E’ un viaggio immersivo, intimo e inedito Grace Jones: Bloodlight and Bami, il documentario della regista Sophie Fiennes presentato al Torino Film Festival, che racconta la Queen of disco, icona degli 80’s, come non la si è mai vista prima.
Non un tradizionale biopic e nemmeno un film concerto, nonostante sia ricchissimo di hit interpretate dalla performer giamaicana sui palchi di tutto il mondo, ma un’esperienza cinematografica che vuole scoprire la persona che si cela dietro la maschera di pantera dello star system.
Un pedinamento autorizzato dalla Jones stessa, che permette alla Fiennes, nell’arco di oltre dieci anni, di avere accesso agli aspetti più intimi della vita dell’artista, raccogliendo del materiale davvero prezioso e sorprendente. In particolare, la regista esplora la relazione di Grace con la Giamaica e la sua famiglia, facendo emergere sullo schermo l’importanza di un passato che si presenta continuamente nel presente. Un rapporto profondissimo e speciale con le sue radici e con la terra dove ha trascorso, non sempre felicemente, l’infanzia (si pensi, ad esempio, al patrigno violento e fanatico religioso, da cui derivano gli aspetti più aggressivi e quasi terrorizzanti delle sue performance).

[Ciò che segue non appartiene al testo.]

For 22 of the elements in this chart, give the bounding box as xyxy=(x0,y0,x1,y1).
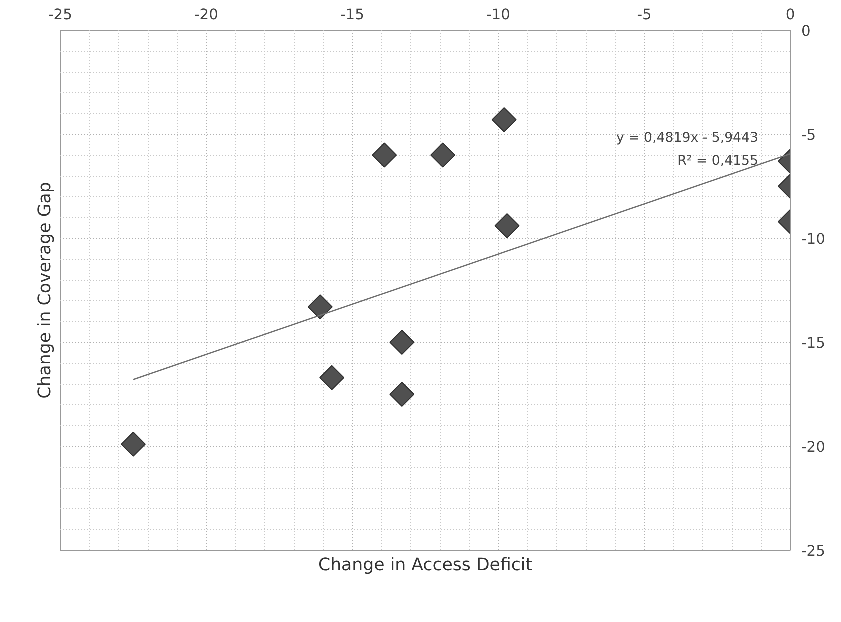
x-tick-label: -10 xyxy=(486,6,510,24)
point xyxy=(320,365,345,390)
x-tick-label: -20 xyxy=(194,6,218,24)
x-tick-label: -15 xyxy=(340,6,364,24)
point xyxy=(308,294,333,320)
point xyxy=(390,382,415,408)
x-tick-label: 0 xyxy=(786,6,796,24)
y-tick-label: -5 xyxy=(802,127,816,144)
point xyxy=(390,330,415,356)
y-tick-label: -20 xyxy=(802,439,826,456)
x-tick-label: -25 xyxy=(48,6,72,24)
point xyxy=(372,142,398,168)
x-tick-label: -5 xyxy=(637,6,652,24)
y-tick-label: -10 xyxy=(802,231,826,248)
y-tick-label: -15 xyxy=(802,335,826,352)
point xyxy=(430,142,456,168)
annotation: R² = 0,4155 xyxy=(678,154,759,170)
y-axis-title: Change in Coverage Gap xyxy=(36,182,56,399)
x-axis-title: Change in Access Deficit xyxy=(318,556,533,576)
annotation: y = 0,4819x - 5,9443 xyxy=(616,131,759,146)
y-tick-label: 0 xyxy=(802,23,811,40)
y-tick-label: -25 xyxy=(802,543,826,560)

Il film alterna, così, i quieti ed inediti momenti in Giamaica (il rapporto con i fratelli e col figlio, la riscoperta dei luoghi dell’infanzia, le chiacchierate a tavola, le lacrime di commozione nell’ascoltare la madre che canta dal pulpito di una Chiesa) con i più vivaci frammenti di vita pubblica e privata (da qui il titolo del film, dove Bloodlight è la luce rossa che si illumina quanto l’artista sta registrando in sala e Bami la focaccia tipica giamaicana). La seguiamo allora, nei viaggi tra Parigi, Tokyo, New York, Londra e Mosca, nelle sale di registrazione, nei servizi fotografici, nelle camere d’albergo e nei ristoranti dove consuma insaziabile ostriche e champagne, nei backstage, nelle notti in cerca di “vita”, nelle accese discussioni, e ovviamente nelle spettacolari performance sul palco.
Ne emerge un ritratto stratificato, sfaccettato, anticonvenzionale, che non si poggia su interviste o testimonianze di amici, colleghi o parenti, ma fa parlare unicamente le immagini. Immagini mai viste prima, che stupiscono, emozionano, perfino commuovono. E sullo schermo si susseguono la Grace amante, figlia, madre, sorella, nonna, componendo un unico grande mosaico da cui scaturisce la complessità della Grace donna. Con la sua inattesa dolcezza, la contagiosa ironia, l’ammirevole forza, e soprattutto la piena consapevolezza dei meccanismi della messa in scena.
Perché Grace Jones: Bloodlight and Bami è anche una riflessione attenta e sensibile sull’identità di un’artista: nel film vediamo, infatti, il processo di costruzione, attraverso il trucco e la “maschera”, della Grace che si appresta a salire sul palco, trasformandosi nella persona che si sente in quel dato momento. Già, le performance della Jones sono proprio l’affermazione del suo impulso creativo nel luogo e nel tempo in cui le mette in atto: è proprio questo che la rende così multiforme, inafferrabile, contrastata, variabile. Il suo istinto è fondamentale nei suoi spettacoli live e senza prove, e nel suo modo libero, vigoroso, sensuale, unico di rapportarsi con il pubblico.
Un film, in sintesi, assolutamente da non perdere per tutti i fan della Queen of disco, finalmente lontano dai clamori che troppo spesso hanno messo in ombra la sua fin troppo sottovalutata carriera musicale.